Someone was screaming, wordlessly, and it was me. If I stopped fighting, it would be so easy, like drowning after you stop struggling. A peaceful way to die. No, no. “No.” My voice sounded strange, even to me.
“What?” he asked. His voice held surprise.
“No,” I said, and I looked up at him. I met his eyes with the weight of all those centuries pulsing down. Whatever it was that made me an animator, that helped me raise the dead, it was there now. I met his eyes and stood still.
He smiled then, a slow spreading of lips. “Then I will come to you.”
“Please, please, don’t.” I could not step back. His mind held me like velvet steel. It was everything I could do not to move forward. Not to run to meet him.

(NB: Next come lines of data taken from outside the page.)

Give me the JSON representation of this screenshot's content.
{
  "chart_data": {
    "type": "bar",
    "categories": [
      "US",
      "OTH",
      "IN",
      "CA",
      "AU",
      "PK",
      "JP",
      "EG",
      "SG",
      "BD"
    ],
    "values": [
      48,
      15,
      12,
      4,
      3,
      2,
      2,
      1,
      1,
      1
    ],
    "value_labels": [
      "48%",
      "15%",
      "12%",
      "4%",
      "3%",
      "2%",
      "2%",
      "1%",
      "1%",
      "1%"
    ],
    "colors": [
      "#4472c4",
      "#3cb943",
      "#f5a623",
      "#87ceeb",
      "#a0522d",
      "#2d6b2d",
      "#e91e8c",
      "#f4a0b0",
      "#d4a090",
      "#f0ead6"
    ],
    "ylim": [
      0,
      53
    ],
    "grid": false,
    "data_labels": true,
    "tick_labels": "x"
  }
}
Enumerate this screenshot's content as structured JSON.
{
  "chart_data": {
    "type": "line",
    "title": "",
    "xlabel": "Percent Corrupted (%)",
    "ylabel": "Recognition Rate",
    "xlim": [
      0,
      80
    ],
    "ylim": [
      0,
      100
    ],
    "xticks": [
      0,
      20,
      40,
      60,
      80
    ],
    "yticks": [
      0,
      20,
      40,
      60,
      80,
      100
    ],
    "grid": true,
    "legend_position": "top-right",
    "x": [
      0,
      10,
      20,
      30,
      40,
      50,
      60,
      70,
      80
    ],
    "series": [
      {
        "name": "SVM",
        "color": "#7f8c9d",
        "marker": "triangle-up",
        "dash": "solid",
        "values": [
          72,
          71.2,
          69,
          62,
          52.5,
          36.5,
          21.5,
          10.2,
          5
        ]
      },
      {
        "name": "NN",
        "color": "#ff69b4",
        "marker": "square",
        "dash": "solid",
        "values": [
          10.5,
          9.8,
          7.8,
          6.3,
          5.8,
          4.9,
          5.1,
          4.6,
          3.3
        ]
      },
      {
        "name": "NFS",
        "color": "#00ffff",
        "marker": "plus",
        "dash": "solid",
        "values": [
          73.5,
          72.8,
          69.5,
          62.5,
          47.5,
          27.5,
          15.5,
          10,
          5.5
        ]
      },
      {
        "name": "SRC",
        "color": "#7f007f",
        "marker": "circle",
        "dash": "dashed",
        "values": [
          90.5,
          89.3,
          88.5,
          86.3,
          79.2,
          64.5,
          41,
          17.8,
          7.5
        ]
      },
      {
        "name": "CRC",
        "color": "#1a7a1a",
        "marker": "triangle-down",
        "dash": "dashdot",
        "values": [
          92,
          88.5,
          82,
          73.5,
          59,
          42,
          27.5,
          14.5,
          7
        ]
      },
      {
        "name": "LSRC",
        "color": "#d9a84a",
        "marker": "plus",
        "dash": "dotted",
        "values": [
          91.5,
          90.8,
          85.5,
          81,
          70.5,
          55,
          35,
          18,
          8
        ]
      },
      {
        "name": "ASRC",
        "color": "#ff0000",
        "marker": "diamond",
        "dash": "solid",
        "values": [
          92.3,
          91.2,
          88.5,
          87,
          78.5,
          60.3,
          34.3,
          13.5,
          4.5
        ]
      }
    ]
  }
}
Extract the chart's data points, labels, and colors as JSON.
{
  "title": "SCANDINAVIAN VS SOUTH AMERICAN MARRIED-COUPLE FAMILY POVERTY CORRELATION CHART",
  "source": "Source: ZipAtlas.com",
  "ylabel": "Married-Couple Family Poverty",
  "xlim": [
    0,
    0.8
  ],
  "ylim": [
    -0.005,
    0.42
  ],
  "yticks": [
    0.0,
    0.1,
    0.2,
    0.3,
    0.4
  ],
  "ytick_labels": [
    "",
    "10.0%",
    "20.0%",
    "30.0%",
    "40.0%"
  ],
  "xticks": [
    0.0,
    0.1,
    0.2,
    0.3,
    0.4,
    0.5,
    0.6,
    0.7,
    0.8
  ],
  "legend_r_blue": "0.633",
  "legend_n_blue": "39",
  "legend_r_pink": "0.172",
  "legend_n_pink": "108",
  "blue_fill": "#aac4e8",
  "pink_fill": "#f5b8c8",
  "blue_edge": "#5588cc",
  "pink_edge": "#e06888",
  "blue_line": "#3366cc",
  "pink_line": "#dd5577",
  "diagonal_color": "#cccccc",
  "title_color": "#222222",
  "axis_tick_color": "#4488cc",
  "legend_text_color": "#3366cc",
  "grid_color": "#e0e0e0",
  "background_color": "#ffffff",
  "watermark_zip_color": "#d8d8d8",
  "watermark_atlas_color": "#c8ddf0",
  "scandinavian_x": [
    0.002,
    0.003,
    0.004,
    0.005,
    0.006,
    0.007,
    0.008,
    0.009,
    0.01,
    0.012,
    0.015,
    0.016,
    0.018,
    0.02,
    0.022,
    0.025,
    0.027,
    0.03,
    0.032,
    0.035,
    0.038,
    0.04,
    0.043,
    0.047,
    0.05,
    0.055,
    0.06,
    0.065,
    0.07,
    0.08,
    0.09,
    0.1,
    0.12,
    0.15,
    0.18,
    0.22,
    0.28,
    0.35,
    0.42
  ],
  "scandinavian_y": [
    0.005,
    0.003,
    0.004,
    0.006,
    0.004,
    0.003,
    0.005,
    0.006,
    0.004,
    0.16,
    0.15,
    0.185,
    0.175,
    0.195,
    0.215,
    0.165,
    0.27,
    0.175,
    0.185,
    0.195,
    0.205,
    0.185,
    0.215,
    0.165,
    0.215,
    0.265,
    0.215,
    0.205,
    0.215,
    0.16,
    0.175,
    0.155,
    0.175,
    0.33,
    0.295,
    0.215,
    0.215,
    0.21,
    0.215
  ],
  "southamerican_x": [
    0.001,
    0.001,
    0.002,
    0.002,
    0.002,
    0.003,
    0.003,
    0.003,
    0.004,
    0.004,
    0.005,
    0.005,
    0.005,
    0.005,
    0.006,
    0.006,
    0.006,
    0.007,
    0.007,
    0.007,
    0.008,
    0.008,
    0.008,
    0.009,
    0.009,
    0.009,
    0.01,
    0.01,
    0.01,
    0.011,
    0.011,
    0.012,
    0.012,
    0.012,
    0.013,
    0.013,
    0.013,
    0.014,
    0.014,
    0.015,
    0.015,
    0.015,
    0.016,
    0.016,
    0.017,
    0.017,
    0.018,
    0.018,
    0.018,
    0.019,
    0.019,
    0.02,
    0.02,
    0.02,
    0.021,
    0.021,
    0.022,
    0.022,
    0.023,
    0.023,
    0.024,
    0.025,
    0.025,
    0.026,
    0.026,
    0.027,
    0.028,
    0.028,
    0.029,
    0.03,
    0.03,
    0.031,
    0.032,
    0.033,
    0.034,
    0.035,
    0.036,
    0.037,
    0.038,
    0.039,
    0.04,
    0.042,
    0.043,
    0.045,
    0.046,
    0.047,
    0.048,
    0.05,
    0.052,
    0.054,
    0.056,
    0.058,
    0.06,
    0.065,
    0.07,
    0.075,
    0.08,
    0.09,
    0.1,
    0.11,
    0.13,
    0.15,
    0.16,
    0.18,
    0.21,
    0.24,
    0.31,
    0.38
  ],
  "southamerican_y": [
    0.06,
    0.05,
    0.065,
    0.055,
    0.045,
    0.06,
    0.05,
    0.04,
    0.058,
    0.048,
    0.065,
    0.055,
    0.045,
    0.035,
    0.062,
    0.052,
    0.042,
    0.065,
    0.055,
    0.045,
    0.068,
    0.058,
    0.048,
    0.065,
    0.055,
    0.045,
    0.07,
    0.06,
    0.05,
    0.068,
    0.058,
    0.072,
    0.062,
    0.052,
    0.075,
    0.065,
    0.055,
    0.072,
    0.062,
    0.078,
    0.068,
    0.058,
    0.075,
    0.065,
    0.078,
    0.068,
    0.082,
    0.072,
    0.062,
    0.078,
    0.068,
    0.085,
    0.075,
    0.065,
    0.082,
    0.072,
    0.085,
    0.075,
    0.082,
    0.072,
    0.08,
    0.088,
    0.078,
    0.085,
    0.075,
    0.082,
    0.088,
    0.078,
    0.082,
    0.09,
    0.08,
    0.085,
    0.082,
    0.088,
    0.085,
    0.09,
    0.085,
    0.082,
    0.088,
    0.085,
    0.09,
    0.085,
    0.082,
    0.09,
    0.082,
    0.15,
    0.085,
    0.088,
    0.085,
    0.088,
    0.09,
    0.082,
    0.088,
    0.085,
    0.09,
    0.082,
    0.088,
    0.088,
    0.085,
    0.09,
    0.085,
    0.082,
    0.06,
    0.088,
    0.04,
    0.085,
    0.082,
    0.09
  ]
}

He stopped, with our bodies almost touching. His eyes were a solid, perfect brown, bottomless, endless. I looked away from his face. Sweat trickled down my forehead.
“You smell of fear, Anita.”
His cool hand traced the edge of my cheek. I started to shake and couldn’t stop. His fingers pulled gently through the waves of my hair. “How can you face me this way?”
He breathed along my face, warm as silk. His breath slid to my neck, warm and close. He drew a deep, shuddering breath. His hunger pulsed against my skin. My stomach cramped with his need. He hissed at the audience, and they squealed in terror. He was going to do it.
Terror came in a blinding rush of adrenaline. I pushed away from him. I fell to the stage and scrambled away on hands and knees.
An arm grabbed me around the waist, lifting. I screamed, striking backwards with my elbow. It thudded home, and I heard him gasp, but the arm tightened. Tightened until it was crushing me.
I tore at my sleeve. Cloth ripped. He threw me onto my back. He was crouched over me, face twisted with hunger. His lips curled back from his teeth, fangs glistening.
Someone moved onto the stage, one of the waiters. The vampire hissed at him, spittle running down his chin. There was nothing human left.
It came for me in a blinding rush of speed and hunger. I pressed the silver knife over his heart. A trickle of blood glistened down his chest. He snarled at me, fangs gnashing like a dog on the end of a chain. I screamed.
Terror had washed his power away. There was nothing left but fear. He lunged for me and drove the point of the knife into his skin. Blood began to drip over my hand and onto my blouse. His blood.
Jean-Claude was suddenly there. “Aubrey, let her go.”
The vampire growled deep and low in his throat. It was an animal sound.
My voice was high and thin with fear; I sounded like a little girl. “Get him off me, or I’ll kill him!”
The vampire reared back, fangs slashing his own lips. “Get him off me!”
Jean-Claude began to speak softly in French. Even when I couldn’t understand the language his voice was like velvet, soothing. Jean-Claude knelt by us, speaking softly. The vampire growled and lashed out, grabbing Jean-Claude’s wrist.
He gasped, and it sounded like pain.
Should I kill him? Could I plunge the knife home before he tore out my throat? How fast was he? My mind seemed to be working incredibly fast. There was an illusion that I had all the time in the world to decide and act.
I felt the vampire’s weight heavier against my legs. His voice sounded hoarse, but calm. “May I get up now?”
His face was human again, pleasant, handsome, but the illusion didn’t work anymore. I had seen him unmasked, and that image would always stay with me. “Get off me, slowly.”